I was about to step out and demand to know why he was here when I heard Micah’s car pull into the driveway.
He’d barely asked him what he was doing here when I’d decided I couldn’t, no wouldn’t, stick around long enough to risk being seen, or hear what they were saying.
My breath caught in my chest when I gathered the strength to turn my head to my right. The door leading to the butler’s pantry was beside me.
Panic set in. I needed to leave. I swung the door open and ran up the stairs as fast as my feet could carry me.
And now, before I give myself a chance to rethink my decision to leave, I’m breathlessly racing through the door to my bedroom. The wooden plank creaks under my step as I race across my room. I reach up to the top shelf of my closet and pull out my duffel bag. I’m on my toes, unable to fully wrap my hand around it. It slips from the shelf, and I duck my head as it falls to the floor. Picking it up, I carry it back to my bed.
Tears line my eyes as I drop it on the foot of my bed. As quickly as I can, I cross my room again and pull as many shirts as I’m able to fit in my arms out of my dresser.
Flashbacks to months ago crash into my mind with unrelenting force. The vision of me storming out of my work trailer, with only the clothes on my back and this very duffel bag, plays like a movie on repeat. A movie I don’t want to rewatch.
I swallow the bile in my throat and take a breath.
When I close my eyes, a river of tears flow down my cheeks. I don’t know where I’ll go, but I can’t stay here.
I chance another look out the window, hoping my father is truly gone.
He knows I’m here.
Maybe it was a foolish notion to believe I could have come back here without running into him or my mother. But Boston isn’t exactly a small town. Even though Micah’s house is in Cambridge, a neighboring suburb, technically, it’s all a part of the same ecosystem. Cambridge can’t exist without Boston. With hundreds and thousands of people here, I didn’t think I’d see my father.
Especially not out in this backyard.
With Micah.
I shove the rest of my clothes and toiletries into my duffel bag and zip it shut. Leaving my room, I shove my hands into the pockets of my sweatshirt and jog down the stairs.
“Hey,” Micah says, catching me before I make it halfway down the stairs. His eyes fall to the strap of my duffel bag before swinging back up to mine. “Where are you going?”

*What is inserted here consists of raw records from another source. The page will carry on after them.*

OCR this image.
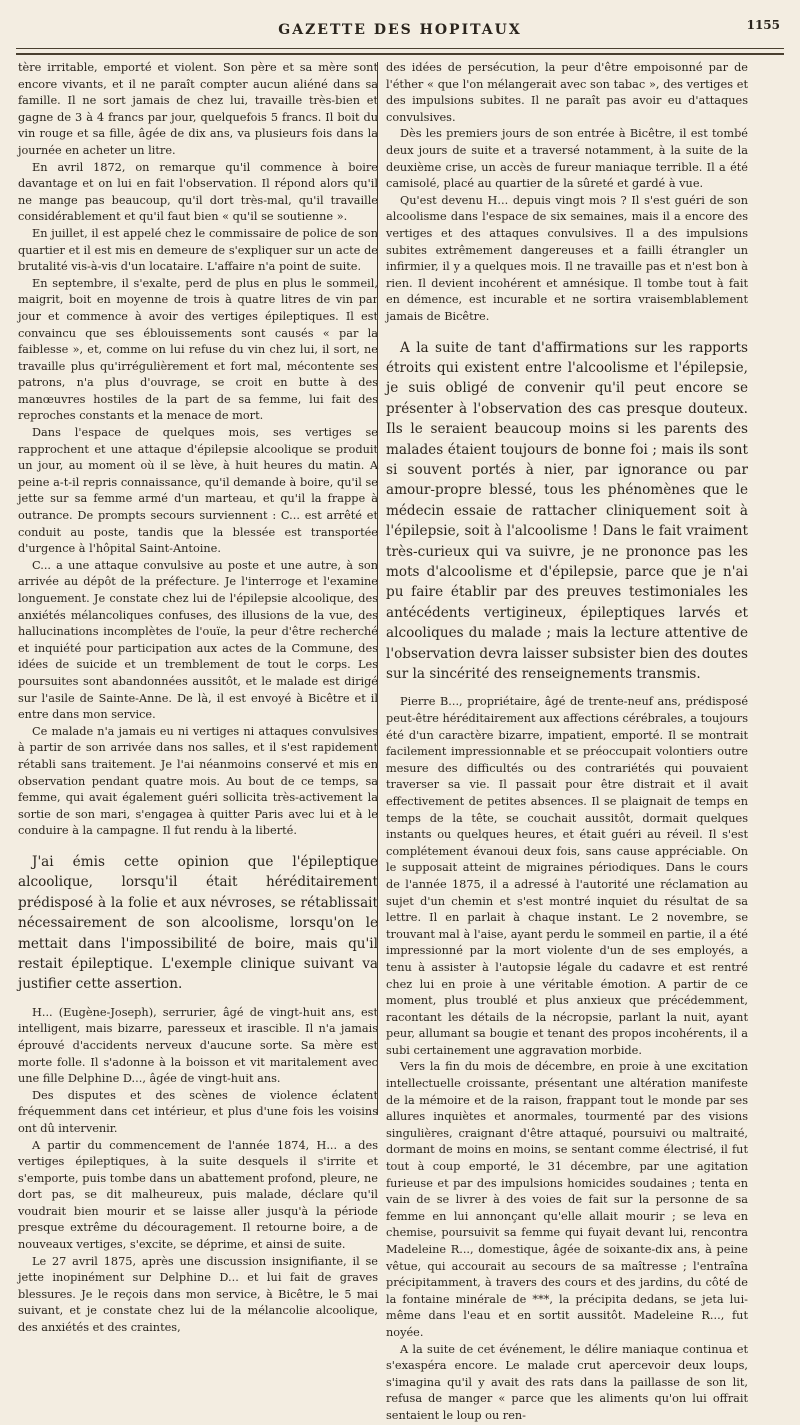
GAZETTE DES HOPITAUX	1155

tère irritable, emporté et violent. Son père et sa mère sont encore vivants, et il ne paraît compter aucun aliéné dans sa famille. Il ne sort jamais de chez lui, travaille très-bien et gagne de 3 à 4 francs par jour, quelquefois 5 francs. Il boit du vin rouge et sa fille, âgée de dix ans, va plusieurs fois dans la journée en acheter un litre.

En avril 1872, on remarque qu'il commence à boire davantage et on lui en fait l'observation. Il répond alors qu'il ne mange pas beaucoup, qu'il dort très-mal, qu'il travaille considérablement et qu'il faut bien « qu'il se soutienne ».

En juillet, il est appelé chez le commissaire de police de son quartier et il est mis en demeure de s'expliquer sur un acte de brutalité vis-à-vis d'un locataire. L'affaire n'a point de suite.

En septembre, il s'exalte, perd de plus en plus le sommeil, maigrit, boit en moyenne de trois à quatre litres de vin par jour et commence à avoir des vertiges épileptiques. Il est convaincu que ses éblouissements sont causés « par la faiblesse », et, comme on lui refuse du vin chez lui, il sort, ne travaille plus qu'irrégulièrement et fort mal, mécontente ses patrons, n'a plus d'ouvrage, se croit en butte à des manœuvres hostiles de la part de sa femme, lui fait des reproches constants et la menace de mort.

Dans l'espace de quelques mois, ses vertiges se rapprochent et une attaque d'épilepsie alcoolique se produit un jour, au moment où il se lève, à huit heures du matin. A peine a-t-il repris connaissance, qu'il demande à boire, qu'il se jette sur sa femme armé d'un marteau, et qu'il la frappe à outrance. De prompts secours surviennent : C... est arrêté et conduit au poste, tandis que la blessée est transportée d'urgence à l'hôpital Saint-Antoine.

C... a une attaque convulsive au poste et une autre, à son arrivée au dépôt de la préfecture. Je l'interroge et l'examine longuement. Je constate chez lui de l'épilepsie alcoolique, des anxiétés mélancoliques confuses, des illusions de la vue, des hallucinations incomplètes de l'ouïe, la peur d'être recherché et inquiété pour participation aux actes de la Commune, des idées de suicide et un tremblement de tout le corps. Les poursuites sont abandonnées aussitôt, et le malade est dirigé sur l'asile de Sainte-Anne. De là, il est envoyé à Bicêtre et il entre dans mon service.

Ce malade n'a jamais eu ni vertiges ni attaques convulsives à partir de son arrivée dans nos salles, et il s'est rapidement rétabli sans traitement. Je l'ai néanmoins conservé et mis en observation pendant quatre mois. Au bout de ce temps, sa femme, qui avait également guéri sollicita très-activement la sortie de son mari, s'engagea à quitter Paris avec lui et à le conduire à la campagne. Il fut rendu à la liberté.

J'ai émis cette opinion que l'épileptique alcoolique, lorsqu'il était héréditairement prédisposé à la folie et aux névroses, se rétablissait nécessairement de son alcoolisme, lorsqu'on le mettait dans l'impossibilité de boire, mais qu'il restait épileptique. L'exemple clinique suivant va justifier cette assertion.

H... (Eugène-Joseph), serrurier, âgé de vingt-huit ans, est intelligent, mais bizarre, paresseux et irascible. Il n'a jamais éprouvé d'accidents nerveux d'aucune sorte. Sa mère est morte folle. Il s'adonne à la boisson et vit maritalement avec une fille Delphine D..., âgée de vingt-huit ans.

Des disputes et des scènes de violence éclatent fréquemment dans cet intérieur, et plus d'une fois les voisins ont dû intervenir.

A partir du commencement de l'année 1874, H... a des vertiges épileptiques, à la suite desquels il s'irrite et s'emporte, puis tombe dans un abattement profond, pleure, ne dort pas, se dit malheureux, puis malade, déclare qu'il voudrait bien mourir et se laisse aller jusqu'à la période presque extrême du découragement. Il retourne boire, a de nouveaux vertiges, s'excite, se déprime, et ainsi de suite.

Le 27 avril 1875, après une discussion insignifiante, il se jette inopinément sur Delphine D... et lui fait de graves blessures. Je le reçois dans mon service, à Bicêtre, le 5 mai suivant, et je constate chez lui de la mélancolie alcoolique, des anxiétés et des craintes,

des idées de persécution, la peur d'être empoisonné par de l'éther « que l'on mélangerait avec son tabac », des vertiges et des impulsions subites. Il ne paraît pas avoir eu d'attaques convulsives.

Dès les premiers jours de son entrée à Bicêtre, il est tombé deux jours de suite et a traversé notamment, à la suite de la deuxième crise, un accès de fureur maniaque terrible. Il a été camisolé, placé au quartier de la sûreté et gardé à vue.

Qu'est devenu H... depuis vingt mois ? Il s'est guéri de son alcoolisme dans l'espace de six semaines, mais il a encore des vertiges et des attaques convulsives. Il a des impulsions subites extrêmement dangereuses et a failli étrangler un infirmier, il y a quelques mois. Il ne travaille pas et n'est bon à rien. Il devient incohérent et amnésique. Il tombe tout à fait en démence, est incurable et ne sortira vraisemblablement jamais de Bicêtre.

A la suite de tant d'affirmations sur les rapports étroits qui existent entre l'alcoolisme et l'épilepsie, je suis obligé de convenir qu'il peut encore se présenter à l'observation des cas presque douteux. Ils le seraient beaucoup moins si les parents des malades étaient toujours de bonne foi ; mais ils sont si souvent portés à nier, par ignorance ou par amour-propre blessé, tous les phénomènes que le médecin essaie de rattacher cliniquement soit à l'épilepsie, soit à l'alcoolisme ! Dans le fait vraiment très-curieux qui va suivre, je ne prononce pas les mots d'alcoolisme et d'épilepsie, parce que je n'ai pu faire établir par des preuves testimoniales les antécédents vertigineux, épileptiques larvés et alcooliques du malade ; mais la lecture attentive de l'observation devra laisser subsister bien des doutes sur la sincérité des renseignements transmis.

Pierre B..., propriétaire, âgé de trente-neuf ans, prédisposé peut-être héréditairement aux affections cérébrales, a toujours été d'un caractère bizarre, impatient, emporté. Il se montrait facilement impressionnable et se préoccupait volontiers outre mesure des difficultés ou des contrariétés qui pouvaient traverser sa vie. Il passait pour être distrait et il avait effectivement de petites absences. Il se plaignait de temps en temps de la tête, se couchait aussitôt, dormait quelques instants ou quelques heures, et était guéri au réveil. Il s'est complétement évanoui deux fois, sans cause appréciable. On le supposait atteint de migraines périodiques. Dans le cours de l'année 1875, il a adressé à l'autorité une réclamation au sujet d'un chemin et s'est montré inquiet du résultat de sa lettre. Il en parlait à chaque instant. Le 2 novembre, se trouvant mal à l'aise, ayant perdu le sommeil en partie, il a été impressionné par la mort violente d'un de ses employés, a tenu à assister à l'autopsie légale du cadavre et est rentré chez lui en proie à une véritable émotion. A partir de ce moment, plus troublé et plus anxieux que précédemment, racontant les détails de la nécropsie, parlant la nuit, ayant peur, allumant sa bougie et tenant des propos incohérents, il a subi certainement une aggravation morbide.

Vers la fin du mois de décembre, en proie à une excitation intellectuelle croissante, présentant une altération manifeste de la mémoire et de la raison, frappant tout le monde par ses allures inquiètes et anormales, tourmenté par des visions singulières, craignant d'être attaqué, poursuivi ou maltraité, dormant de moins en moins, se sentant comme électrisé, il fut tout à coup emporté, le 31 décembre, par une agitation furieuse et par des impulsions homicides soudaines ; tenta en vain de se livrer à des voies de fait sur la personne de sa femme en lui annonçant qu'elle allait mourir ; se leva en chemise, poursuivit sa femme qui fuyait devant lui, rencontra Madeleine R..., domestique, âgée de soixante-dix ans, à peine vêtue, qui accourait au secours de sa maîtresse ; l'entraîna précipitamment, à travers des cours et des jardins, du côté de la fontaine minérale de ***, la précipita dedans, se jeta lui-même dans l'eau et en sortit aussitôt. Madeleine R..., fut noyée.

A la suite de cet événement, le délire maniaque continua et s'exaspéra encore. Le malade crut apercevoir deux loups, s'imagina qu'il y avait des rats dans la paillasse de son lit, refusa de manger « parce que les aliments qu'on lui offrait sentaient le loup ou ren-
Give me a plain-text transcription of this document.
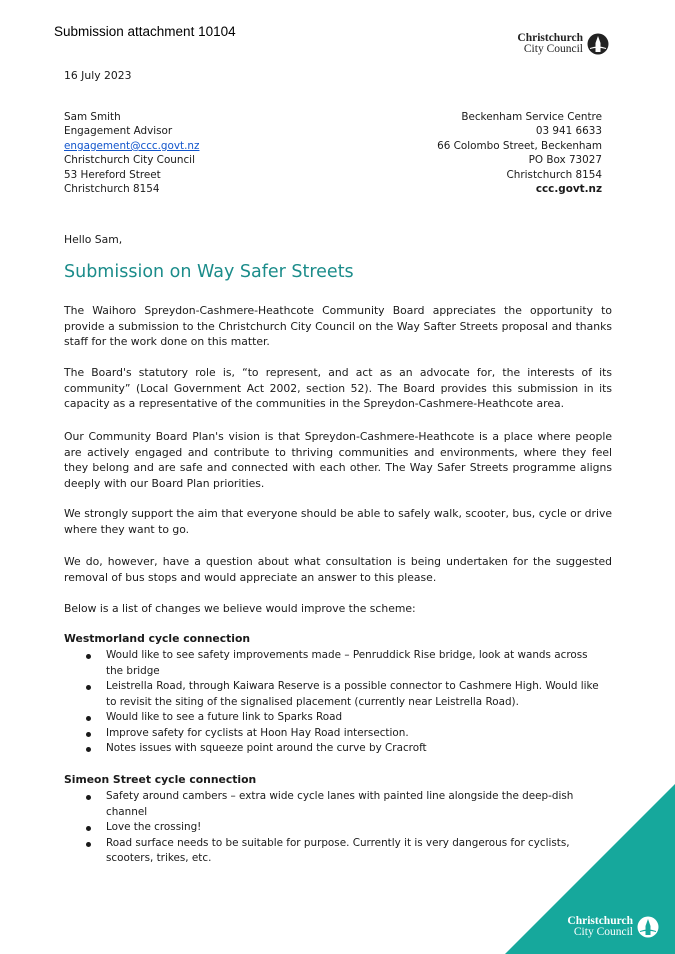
Submission attachment 10104	Christchurch
City Council
16 July 2023
Sam Smith
Engagement Advisor
engagement@ccc.govt.nz
Christchurch City Council
53 Hereford Street
Christchurch 8154
Beckenham Service Centre
03 941 6633
66 Colombo Street, Beckenham
PO Box 73027
Christchurch 8154
ccc.govt.nz
Hello Sam,
Submission on Way Safer Streets
The Waihoro Spreydon-Cashmere-Heathcote Community Board appreciates the opportunity to provide a submission to the Christchurch City Council on the Way Safter Streets proposal and thanks staff for the work done on this matter.
The Board's statutory role is, “to represent, and act as an advocate for, the interests of its community” (Local Government Act 2002, section 52). The Board provides this submission in its capacity as a representative of the communities in the Spreydon-Cashmere-Heathcote area.
Our Community Board Plan's vision is that Spreydon-Cashmere-Heathcote is a place where people are actively engaged and contribute to thriving communities and environments, where they feel they belong and are safe and connected with each other. The Way Safer Streets programme aligns deeply with our Board Plan priorities.
We strongly support the aim that everyone should be able to safely walk, scooter, bus, cycle or drive where they want to go.
We do, however, have a question about what consultation is being undertaken for the suggested removal of bus stops and would appreciate an answer to this please.
Below is a list of changes we believe would improve the scheme:
Westmorland cycle connection
Would like to see safety improvements made – Penruddick Rise bridge, look at wands across the bridge
Leistrella Road, through Kaiwara Reserve is a possible connector to Cashmere High. Would like to revisit the siting of the signalised placement (currently near Leistrella Road).
Would like to see a future link to Sparks Road
Improve safety for cyclists at Hoon Hay Road intersection.
Notes issues with squeeze point around the curve by Cracroft
Simeon Street cycle connection
Safety around cambers – extra wide cycle lanes with painted line alongside the deep-dish channel
Love the crossing!
Road surface needs to be suitable for purpose. Currently it is very dangerous for cyclists, scooters, trikes, etc.
Christchurch
City Council
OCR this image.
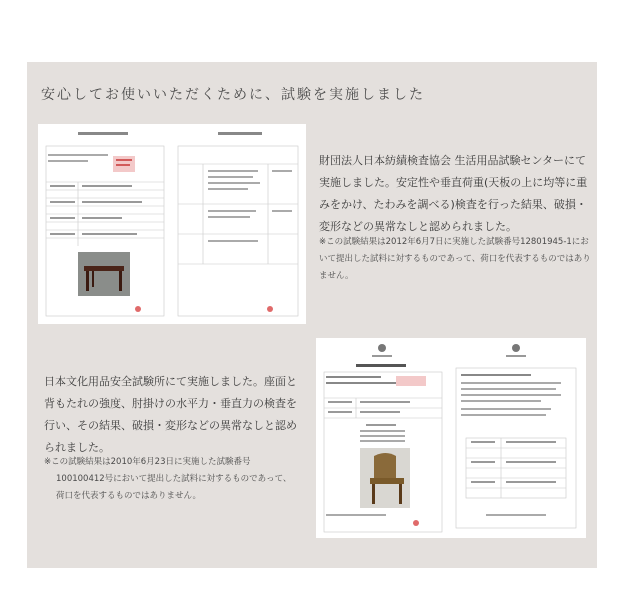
安心してお使いいただくために、試験を実施しました
財団法人日本紡績検査協会 生活用品試験センターにて実施しました。安定性や垂直荷重(天板の上に均等に重みをかけ、たわみを調べる)検査を行った結果、破損・変形などの異常なしと認められました。
※この試験結果は2012年6月7日に実施した試験番号12801945-1において提出した試料に対するものであって、荷口を代表するものではありません。
日本文化用品安全試験所にて実施しました。座面と背もたれの強度、肘掛けの水平力・垂直力の検査を行い、その結果、破損・変形などの異常なしと認められました。

※この試験結果は2010年6月23日に実施した試験番号

100100412号において提出した試料に対するものであって、

荷口を代表するものではありません。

I open my mouth, counting the breaths I take.
I know I’m panicking, possibly overreacting, but the ghosts of my past haven’t afforded me the luxury of remaining calm when it comes to my father, nor anyone else who’s burned me in the past.
Sniffing, I look down at my feet.
Micah places two fingers under my chin, pulling me to look up at him. Through my watery gaze, I see his eyes soften, panic etched into his forehead.
“Why are you leaving?” he wearily asks.
I swallow thickly and breathe in a shallow, pain-stricken breath. “I heard you talking to Lachlan outside.”
“You heard us?”
“Only a little. I didn’t stick around long enough to find out why he was here. After Ray dropped me off, I thought I’d getstarted on replanting the garden box out back. I saw my father climbing over the back fence. I was going to confront him until I heard you, then I ran up here.”
His eyes widen as he takes a step back, and my heart fractures. I don’t know the depth of his relationship with my father.
Are they friends? Associates?
For years, I watched my father pop pills and snort cocaine, sometimes finishing a line before he barged into my room in the middle of the night to remind me of what a disappointment I was. From what I’ve also heard over the past few years as I’ve gotten older, Micah isn’t unfamiliar with my father’s type. He had a father like mine.
And knowing Micah went to prison for drug possession and drug addiction, it’s all starting to click into place.
I told Micah I haven’t judged him for his past addictions or his time served in prison, and I haven’t. Everyone makes mistakes, and I know it doesn’t define him. But with my father in the mix, I’m not sure it’s a fact I’m willing to overlook.
Anything involving him is something I’m not willing to be a part of. A pain too great.